In a Pending Precedential Opinion by the California Office of Tax Appeals (OTA), the OTA clarified that in determining whether an out-of-state LLC doing business in California and therefore subject to the annual tax each year, the determination based on the property threshold test is based on the entity’s profit interest, and not its capital interest.
This is significant because out-of-state entities doing business in California may have a significant capital interest in property, but may nevertheless have years with a very low profit sharing interest. Under the OTA’s Pending Precedential Opinion, that would relieve such taxpayers from paying tax during years when the profit sharing interest did not meet the statutory threshold.

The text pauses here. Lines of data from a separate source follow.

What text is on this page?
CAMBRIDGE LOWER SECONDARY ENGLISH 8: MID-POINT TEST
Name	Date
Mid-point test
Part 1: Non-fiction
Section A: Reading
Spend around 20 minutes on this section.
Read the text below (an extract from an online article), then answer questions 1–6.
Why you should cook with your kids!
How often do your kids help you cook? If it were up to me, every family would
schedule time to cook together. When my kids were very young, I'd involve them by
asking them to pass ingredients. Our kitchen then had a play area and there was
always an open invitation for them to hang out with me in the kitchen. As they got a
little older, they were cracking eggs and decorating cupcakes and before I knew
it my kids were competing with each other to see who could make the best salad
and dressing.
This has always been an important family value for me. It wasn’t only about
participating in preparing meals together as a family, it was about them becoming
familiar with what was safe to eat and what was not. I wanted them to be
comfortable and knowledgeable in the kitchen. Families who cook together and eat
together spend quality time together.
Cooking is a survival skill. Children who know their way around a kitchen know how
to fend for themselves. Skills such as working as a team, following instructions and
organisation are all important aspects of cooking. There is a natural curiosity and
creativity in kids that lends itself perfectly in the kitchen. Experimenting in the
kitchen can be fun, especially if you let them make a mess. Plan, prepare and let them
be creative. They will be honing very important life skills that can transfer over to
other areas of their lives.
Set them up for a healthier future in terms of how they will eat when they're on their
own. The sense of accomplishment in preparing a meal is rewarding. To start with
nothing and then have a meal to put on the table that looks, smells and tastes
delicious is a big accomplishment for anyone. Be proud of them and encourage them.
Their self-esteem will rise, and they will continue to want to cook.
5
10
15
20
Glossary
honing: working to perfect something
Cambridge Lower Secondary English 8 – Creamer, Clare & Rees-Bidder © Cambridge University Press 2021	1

With regard to the property threshold, California Revenue & Taxation Code (R&TC) section 23101(b)(3) provides that, for taxable years beginning on or after January 1, 2011, a taxpayer is doing business in California for a taxable year if the real property and tangible personal property of the taxpayer in this state exceed the lesser of fifty thousand dollars ($50,000) or 25 percent of the taxpayer’s total real property and tangible personal property. The threshold amounts, as adjusted for inflation each year. In determining whether a taxpayer has exceeded the California property threshold amount, the taxpayer must take into account its pro rata or distributive share of California property owned by pass-through entities in which it held an interest. (R&TC, § 23101(d).)